Alors que Nestlé est accusé d’avoir identifié la présence de la toxine dix jours avant d’effectuer ses premiers rappels de produits, courant décembre, le groupe mentionne désormais les nouveaux contrôles pour détecter la céréulide. «Les autorités européennes et françaises ont récemment annoncé une évolution des méthodologies d’analyse de la céréulide, fondée sur de nouvelles connaissances scientifiques. Ces évolutions permettent désormais une détection plus fine sur les laits infantiles une fois réhydratés», a expliqué une porte-parole de la branche française du géant de l’agroalimentaire suisse. Et le groupe d’ajouter qu’il vise «l’absence totale de céréulide détectable dans nos laits infantiles», avec le seuil de détection «le plus strict du secteur».
A lire aussi
En France, le contrôle de la céréulide a été renforcé par la décision récente du ministère de l’Agriculture d’imposer un seuil limite toléré plus strict, en anticipation de nouvelles recommandations scientifiques. L’agence sanitaire européenne vient également de durcir ses recommandations.

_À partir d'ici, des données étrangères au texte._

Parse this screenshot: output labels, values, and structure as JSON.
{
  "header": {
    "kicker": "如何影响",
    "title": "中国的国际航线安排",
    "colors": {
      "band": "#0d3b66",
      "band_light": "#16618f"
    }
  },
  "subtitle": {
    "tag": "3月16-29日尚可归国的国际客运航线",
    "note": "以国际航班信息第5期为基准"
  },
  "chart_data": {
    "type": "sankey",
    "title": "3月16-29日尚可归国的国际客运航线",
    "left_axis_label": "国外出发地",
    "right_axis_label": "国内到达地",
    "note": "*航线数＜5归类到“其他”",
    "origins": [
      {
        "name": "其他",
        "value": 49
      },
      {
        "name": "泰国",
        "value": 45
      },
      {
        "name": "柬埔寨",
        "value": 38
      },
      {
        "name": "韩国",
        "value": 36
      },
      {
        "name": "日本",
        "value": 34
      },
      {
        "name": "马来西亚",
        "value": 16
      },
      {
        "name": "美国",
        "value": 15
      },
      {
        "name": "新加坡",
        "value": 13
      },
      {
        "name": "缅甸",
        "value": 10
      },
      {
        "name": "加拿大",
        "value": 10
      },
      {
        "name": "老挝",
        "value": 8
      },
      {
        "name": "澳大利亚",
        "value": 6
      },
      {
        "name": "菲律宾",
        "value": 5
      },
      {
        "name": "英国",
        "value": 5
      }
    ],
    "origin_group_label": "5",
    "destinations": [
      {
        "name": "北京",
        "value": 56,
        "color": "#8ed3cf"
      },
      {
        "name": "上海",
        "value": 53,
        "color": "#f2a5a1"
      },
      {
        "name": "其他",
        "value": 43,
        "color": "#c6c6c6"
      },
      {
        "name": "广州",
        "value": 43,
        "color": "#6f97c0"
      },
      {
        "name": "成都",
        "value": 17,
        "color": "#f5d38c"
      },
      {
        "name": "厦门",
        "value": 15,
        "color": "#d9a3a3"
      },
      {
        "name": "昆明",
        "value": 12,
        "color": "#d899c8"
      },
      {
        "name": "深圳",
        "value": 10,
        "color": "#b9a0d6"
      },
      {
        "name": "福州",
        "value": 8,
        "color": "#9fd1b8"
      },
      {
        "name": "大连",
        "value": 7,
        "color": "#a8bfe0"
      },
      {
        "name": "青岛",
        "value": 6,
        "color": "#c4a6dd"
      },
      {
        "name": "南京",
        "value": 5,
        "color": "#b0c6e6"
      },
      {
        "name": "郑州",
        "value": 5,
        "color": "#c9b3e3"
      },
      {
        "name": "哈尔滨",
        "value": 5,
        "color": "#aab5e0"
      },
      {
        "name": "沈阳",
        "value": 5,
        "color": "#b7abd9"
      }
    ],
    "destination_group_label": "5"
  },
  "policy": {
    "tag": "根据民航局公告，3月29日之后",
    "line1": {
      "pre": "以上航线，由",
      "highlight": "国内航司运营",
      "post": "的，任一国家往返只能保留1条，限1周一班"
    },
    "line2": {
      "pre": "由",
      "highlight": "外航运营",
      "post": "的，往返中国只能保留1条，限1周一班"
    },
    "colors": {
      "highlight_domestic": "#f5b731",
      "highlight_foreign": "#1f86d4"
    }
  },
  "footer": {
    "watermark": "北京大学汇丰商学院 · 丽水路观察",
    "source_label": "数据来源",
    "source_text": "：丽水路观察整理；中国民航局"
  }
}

Les rappels ont débuté mi-décembre, chez Nestlé, déclenchant une cascade de décisions similaires dans le monde, de la part des géants comme Danone ou Lactalis, mais aussi de plus petits acteurs du marché. Plusieurs industriels mettent en cause un fournisseur d’ingrédient chinois, Cabio Biotech, qui produit une huile riche en oméga-6. Cette huile aurait été contaminée par des bactéries Bacillus cereus, susceptibles de produire la toxine mise en cause, qui peut provoquer vomissements et diarrhées.
Cinq hospitalisations sans «lien direct» établi
A ce stade, des enquêtes pénales ouvertes à Bordeaux et Angers après la mort de deux nourrissons ayant consommé des laits Nestlé rappelés n’ont pas établi de lien direct.
Cinq autres nourrissons ont pour l’heure été hospitalisés en France après avoir consommé des laits infantiles concernés par les rappels, ont rapporté les autorités sanitaires lundi, rappelant encore qu’aucun lien direct n’était établi à ce stade et que les bébés étaient «tous ressortis».